Safety and immunogenicity of a serum-free purified Vero rabies vaccine in comparison with the rabies human diploid cell vaccine (HDCV; Imovax® Rabies) administered in a simulated rabies post-exposure regimen in healthy adults.

A new generation, serum-free, antibiotic-free, purified Vero rabies vaccine (PVRV-NG; Sanofi) has been developed based on the same Pitman-Moore viral strain used for the currently licensed purified Vero cell rabies vaccine (PVRV; Verorab®, Sanofi) and human diploid cell vaccine (HDCV; Imovax® Rabies, Sanofi). PVRV-NG has demonstrated a satisfactory safety profile and induces robust immune responses, with non-inferiority demonstrated versus PVRV when given as a three-dose pre-exposure prophylaxis (PrEP) regimen in healthy children and adults.
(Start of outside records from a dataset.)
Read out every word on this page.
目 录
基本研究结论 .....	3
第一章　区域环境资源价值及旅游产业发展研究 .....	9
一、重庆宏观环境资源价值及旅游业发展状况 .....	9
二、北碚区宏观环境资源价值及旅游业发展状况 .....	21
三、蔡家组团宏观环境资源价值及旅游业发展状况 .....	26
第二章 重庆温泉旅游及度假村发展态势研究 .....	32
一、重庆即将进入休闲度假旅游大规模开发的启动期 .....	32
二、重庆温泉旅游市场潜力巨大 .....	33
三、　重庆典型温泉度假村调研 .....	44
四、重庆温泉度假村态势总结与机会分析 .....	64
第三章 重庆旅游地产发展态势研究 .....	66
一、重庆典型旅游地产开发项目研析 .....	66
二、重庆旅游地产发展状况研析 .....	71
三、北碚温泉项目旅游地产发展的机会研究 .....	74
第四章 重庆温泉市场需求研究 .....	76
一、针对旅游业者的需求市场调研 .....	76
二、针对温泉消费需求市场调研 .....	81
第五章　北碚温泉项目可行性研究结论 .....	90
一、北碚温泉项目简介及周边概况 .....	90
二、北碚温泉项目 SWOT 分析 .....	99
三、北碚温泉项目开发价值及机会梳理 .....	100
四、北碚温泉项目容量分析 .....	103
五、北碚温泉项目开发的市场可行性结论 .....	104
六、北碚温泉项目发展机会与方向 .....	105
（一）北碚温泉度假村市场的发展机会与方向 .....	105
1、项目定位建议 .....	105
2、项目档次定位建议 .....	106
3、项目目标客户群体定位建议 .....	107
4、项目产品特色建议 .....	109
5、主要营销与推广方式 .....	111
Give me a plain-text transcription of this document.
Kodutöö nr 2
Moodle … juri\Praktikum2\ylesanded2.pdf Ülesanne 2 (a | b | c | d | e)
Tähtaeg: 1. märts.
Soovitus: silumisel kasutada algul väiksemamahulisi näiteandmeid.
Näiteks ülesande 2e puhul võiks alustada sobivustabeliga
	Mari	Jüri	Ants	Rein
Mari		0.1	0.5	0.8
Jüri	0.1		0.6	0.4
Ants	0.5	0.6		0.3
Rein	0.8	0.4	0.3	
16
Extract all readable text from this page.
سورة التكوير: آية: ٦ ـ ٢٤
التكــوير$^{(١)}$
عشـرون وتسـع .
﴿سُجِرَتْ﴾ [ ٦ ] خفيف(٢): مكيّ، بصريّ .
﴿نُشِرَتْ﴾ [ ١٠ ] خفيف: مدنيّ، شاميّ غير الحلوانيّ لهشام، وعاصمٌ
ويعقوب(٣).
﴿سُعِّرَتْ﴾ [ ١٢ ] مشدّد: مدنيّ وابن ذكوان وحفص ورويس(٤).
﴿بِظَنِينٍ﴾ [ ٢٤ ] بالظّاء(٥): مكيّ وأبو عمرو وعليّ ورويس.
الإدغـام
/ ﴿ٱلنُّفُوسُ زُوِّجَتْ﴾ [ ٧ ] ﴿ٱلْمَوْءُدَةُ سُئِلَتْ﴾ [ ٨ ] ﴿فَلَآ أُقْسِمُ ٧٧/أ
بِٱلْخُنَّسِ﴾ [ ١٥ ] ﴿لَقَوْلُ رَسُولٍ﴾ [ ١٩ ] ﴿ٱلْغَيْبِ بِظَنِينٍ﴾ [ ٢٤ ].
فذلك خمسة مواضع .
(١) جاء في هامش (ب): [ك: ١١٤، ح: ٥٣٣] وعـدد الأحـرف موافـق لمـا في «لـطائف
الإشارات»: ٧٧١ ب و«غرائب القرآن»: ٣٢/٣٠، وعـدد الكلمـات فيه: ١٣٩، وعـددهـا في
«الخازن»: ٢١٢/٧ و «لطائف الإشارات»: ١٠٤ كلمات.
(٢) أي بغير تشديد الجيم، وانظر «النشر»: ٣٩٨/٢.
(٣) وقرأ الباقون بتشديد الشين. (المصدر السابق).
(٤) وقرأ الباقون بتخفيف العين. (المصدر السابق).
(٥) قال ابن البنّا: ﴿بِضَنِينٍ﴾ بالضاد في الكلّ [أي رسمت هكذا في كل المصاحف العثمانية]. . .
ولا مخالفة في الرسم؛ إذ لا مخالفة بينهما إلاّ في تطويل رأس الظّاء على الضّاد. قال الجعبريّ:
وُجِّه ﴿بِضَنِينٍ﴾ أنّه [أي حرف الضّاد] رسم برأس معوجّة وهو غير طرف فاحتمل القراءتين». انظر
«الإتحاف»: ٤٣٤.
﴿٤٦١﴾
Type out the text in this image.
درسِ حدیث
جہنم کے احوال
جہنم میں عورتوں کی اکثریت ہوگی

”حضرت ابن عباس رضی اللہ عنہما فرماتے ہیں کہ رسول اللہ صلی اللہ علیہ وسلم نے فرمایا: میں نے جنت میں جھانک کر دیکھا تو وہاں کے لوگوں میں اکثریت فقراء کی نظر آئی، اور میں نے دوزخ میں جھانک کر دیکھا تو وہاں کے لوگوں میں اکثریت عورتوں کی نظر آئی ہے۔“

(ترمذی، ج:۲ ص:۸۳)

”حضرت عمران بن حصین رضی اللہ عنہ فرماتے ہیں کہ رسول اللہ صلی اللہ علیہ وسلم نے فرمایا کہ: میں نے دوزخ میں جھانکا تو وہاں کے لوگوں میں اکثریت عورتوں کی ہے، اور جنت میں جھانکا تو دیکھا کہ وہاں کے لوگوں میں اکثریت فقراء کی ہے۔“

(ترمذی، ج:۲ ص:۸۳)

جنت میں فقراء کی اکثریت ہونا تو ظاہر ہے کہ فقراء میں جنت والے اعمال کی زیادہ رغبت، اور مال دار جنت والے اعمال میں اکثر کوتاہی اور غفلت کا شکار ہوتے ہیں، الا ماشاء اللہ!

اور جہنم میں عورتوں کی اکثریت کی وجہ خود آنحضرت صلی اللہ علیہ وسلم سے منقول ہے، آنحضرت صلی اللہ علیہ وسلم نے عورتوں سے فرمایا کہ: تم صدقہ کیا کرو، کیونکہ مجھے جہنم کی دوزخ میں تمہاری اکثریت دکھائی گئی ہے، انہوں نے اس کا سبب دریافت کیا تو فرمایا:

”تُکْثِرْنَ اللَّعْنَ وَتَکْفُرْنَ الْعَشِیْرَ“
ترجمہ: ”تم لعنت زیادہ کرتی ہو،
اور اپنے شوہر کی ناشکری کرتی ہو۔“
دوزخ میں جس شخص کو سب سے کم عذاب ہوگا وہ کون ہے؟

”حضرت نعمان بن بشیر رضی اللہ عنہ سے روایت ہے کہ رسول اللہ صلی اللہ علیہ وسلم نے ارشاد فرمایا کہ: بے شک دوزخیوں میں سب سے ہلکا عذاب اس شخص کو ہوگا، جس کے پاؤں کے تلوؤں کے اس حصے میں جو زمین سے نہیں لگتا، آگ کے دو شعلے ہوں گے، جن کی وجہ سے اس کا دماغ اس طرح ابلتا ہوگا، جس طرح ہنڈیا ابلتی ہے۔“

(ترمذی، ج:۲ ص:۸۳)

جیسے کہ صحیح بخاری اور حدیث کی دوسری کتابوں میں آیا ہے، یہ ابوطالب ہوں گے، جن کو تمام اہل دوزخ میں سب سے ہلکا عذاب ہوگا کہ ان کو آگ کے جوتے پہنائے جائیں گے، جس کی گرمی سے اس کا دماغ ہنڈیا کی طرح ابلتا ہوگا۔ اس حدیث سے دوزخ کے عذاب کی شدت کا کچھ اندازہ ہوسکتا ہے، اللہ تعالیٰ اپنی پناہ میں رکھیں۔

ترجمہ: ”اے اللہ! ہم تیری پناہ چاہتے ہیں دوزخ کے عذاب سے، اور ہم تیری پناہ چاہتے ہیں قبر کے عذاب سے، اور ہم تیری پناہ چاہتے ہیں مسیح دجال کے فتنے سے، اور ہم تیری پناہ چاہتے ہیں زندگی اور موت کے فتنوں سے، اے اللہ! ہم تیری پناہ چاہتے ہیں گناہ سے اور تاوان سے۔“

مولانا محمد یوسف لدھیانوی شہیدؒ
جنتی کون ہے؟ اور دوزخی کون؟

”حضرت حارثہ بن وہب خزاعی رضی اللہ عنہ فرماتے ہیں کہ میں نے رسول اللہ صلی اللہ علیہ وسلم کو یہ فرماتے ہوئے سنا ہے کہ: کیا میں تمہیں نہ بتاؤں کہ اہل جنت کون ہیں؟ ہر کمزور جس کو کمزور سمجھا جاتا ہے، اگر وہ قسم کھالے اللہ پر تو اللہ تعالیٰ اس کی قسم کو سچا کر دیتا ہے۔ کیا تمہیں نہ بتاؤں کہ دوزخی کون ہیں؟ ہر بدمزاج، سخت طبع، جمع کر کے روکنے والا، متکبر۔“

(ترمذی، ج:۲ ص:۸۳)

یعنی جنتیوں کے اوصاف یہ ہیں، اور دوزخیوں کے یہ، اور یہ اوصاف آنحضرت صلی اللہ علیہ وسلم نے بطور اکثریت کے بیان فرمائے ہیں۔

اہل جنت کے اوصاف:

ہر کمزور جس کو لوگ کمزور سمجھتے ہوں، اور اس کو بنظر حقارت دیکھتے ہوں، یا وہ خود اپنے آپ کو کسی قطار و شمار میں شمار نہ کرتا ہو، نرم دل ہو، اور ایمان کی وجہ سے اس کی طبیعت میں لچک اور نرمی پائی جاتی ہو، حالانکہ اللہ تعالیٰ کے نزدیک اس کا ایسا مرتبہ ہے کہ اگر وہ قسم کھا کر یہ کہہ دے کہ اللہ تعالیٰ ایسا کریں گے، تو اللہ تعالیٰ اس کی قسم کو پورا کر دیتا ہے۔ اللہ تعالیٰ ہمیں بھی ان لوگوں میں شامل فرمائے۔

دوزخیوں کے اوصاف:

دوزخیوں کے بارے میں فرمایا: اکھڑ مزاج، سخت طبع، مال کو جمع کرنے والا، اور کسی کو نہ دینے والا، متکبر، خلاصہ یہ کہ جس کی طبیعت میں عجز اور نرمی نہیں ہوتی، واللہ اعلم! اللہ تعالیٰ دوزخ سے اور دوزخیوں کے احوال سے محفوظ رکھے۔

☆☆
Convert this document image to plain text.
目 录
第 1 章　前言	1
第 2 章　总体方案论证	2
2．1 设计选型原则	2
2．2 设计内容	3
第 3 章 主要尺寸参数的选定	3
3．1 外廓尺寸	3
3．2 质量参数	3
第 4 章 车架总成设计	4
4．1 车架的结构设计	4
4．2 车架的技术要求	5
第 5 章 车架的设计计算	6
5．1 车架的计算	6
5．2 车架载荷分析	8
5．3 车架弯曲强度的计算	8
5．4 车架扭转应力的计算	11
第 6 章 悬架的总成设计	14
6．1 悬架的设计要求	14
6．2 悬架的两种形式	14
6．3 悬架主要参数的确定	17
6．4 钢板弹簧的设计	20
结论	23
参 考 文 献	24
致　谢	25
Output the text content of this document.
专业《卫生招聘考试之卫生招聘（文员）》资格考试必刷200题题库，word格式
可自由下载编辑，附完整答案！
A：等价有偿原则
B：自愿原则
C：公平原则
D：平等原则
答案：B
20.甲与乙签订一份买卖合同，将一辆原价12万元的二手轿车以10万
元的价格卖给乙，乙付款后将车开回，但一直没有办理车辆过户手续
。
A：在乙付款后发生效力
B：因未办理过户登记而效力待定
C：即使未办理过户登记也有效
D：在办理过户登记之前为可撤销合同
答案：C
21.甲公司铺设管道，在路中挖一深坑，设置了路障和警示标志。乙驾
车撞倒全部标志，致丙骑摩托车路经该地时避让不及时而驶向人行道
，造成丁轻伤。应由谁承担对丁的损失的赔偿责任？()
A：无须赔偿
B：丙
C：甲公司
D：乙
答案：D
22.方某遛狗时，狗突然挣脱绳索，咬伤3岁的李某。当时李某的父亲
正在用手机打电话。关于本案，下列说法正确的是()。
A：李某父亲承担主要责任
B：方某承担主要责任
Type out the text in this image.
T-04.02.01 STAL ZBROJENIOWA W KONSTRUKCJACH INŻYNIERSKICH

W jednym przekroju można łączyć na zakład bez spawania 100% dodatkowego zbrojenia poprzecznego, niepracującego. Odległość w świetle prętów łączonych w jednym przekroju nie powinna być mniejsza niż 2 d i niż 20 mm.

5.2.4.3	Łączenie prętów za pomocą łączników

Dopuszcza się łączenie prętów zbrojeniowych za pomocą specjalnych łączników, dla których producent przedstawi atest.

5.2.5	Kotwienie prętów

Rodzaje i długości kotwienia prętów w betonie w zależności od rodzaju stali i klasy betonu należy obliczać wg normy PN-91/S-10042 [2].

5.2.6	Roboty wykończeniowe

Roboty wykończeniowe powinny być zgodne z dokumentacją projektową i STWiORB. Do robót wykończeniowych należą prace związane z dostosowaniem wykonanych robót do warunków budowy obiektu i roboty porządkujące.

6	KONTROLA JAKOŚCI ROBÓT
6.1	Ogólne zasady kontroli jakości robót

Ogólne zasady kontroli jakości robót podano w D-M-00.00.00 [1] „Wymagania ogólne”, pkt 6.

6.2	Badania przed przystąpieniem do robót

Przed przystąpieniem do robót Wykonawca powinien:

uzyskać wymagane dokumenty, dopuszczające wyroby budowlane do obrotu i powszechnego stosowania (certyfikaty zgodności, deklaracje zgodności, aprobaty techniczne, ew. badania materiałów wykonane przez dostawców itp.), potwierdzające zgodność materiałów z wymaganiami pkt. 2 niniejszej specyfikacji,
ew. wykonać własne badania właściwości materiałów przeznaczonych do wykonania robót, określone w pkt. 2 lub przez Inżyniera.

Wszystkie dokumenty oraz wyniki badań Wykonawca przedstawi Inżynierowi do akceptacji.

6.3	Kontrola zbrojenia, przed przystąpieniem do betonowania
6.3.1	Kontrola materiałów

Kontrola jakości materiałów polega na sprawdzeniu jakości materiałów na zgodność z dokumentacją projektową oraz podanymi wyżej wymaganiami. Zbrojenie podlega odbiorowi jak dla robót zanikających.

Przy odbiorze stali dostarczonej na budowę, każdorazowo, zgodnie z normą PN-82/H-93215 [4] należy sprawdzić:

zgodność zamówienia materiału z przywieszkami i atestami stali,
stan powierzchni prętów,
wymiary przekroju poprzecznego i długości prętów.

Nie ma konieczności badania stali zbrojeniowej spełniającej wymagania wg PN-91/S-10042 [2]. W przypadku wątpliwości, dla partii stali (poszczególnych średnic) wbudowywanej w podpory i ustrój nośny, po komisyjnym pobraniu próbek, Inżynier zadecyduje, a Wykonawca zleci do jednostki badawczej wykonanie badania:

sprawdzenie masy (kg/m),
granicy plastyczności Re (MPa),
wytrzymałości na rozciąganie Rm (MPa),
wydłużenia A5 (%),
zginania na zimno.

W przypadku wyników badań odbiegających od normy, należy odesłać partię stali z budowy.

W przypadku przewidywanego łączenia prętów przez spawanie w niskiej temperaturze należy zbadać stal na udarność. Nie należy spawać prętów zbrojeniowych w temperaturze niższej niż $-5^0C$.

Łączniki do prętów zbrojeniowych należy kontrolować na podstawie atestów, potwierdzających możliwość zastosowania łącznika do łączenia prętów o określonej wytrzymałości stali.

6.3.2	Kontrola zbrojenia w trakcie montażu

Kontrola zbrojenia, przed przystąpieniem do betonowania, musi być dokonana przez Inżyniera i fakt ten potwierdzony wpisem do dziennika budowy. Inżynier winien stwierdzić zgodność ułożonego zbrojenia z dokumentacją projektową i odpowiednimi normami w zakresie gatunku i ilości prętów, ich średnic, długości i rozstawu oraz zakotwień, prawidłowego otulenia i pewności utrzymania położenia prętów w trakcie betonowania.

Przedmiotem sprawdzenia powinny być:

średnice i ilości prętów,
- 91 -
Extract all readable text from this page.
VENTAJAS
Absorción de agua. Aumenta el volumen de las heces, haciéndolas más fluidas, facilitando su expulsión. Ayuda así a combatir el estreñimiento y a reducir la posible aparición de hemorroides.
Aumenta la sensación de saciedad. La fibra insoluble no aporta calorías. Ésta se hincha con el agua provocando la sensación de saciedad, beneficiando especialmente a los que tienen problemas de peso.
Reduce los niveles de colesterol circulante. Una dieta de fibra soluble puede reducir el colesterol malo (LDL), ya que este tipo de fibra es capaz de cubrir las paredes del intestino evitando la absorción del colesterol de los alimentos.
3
Here, we evaluated the safety and immunogenic non-inferiority of PVRV-NG compared to HDCV when administered as simulated post-exposure prophylaxis (PEP), with concomitant administration of human rabies immunoglobulin (HRIG), in healthy adults in the USA. Participants were vaccinated according to the 5-dose Essen intramuscular regimen (4-week, 1-injection site regimen, with a single dose given on days 0, 3, 7, 14 and 28) for PEP, with concomitant HRIG administered on day 0. Rabies virus neutralising antibodies (RVNA) were evaluated on days 0, 14, 28 and 42. Non-inferiority of PVRV-NG compared with HDCV was shown if the lower limit of the 95 % confidence interval (CI) for the difference in seroconversion rates (RVNA titers ≥ 0.5 IU/mL on day 14) between PVRV-NG and HDCV was above the non-inferiority margin of -5 %. Safety was evaluated after each vaccination and monitored throughout the study. The difference in seroconversion rate between the PVRV-NG and HDCV groups was -2.8 % (95 % CI, -8.08 to 4.20), indicating that non-inferiority was not demonstrated. The seroconversion rate was < 99 % in both study groups on day 14. There were no major safety concerns identified, and PVRV-NG demonstrated a similar safety profile to HDCV.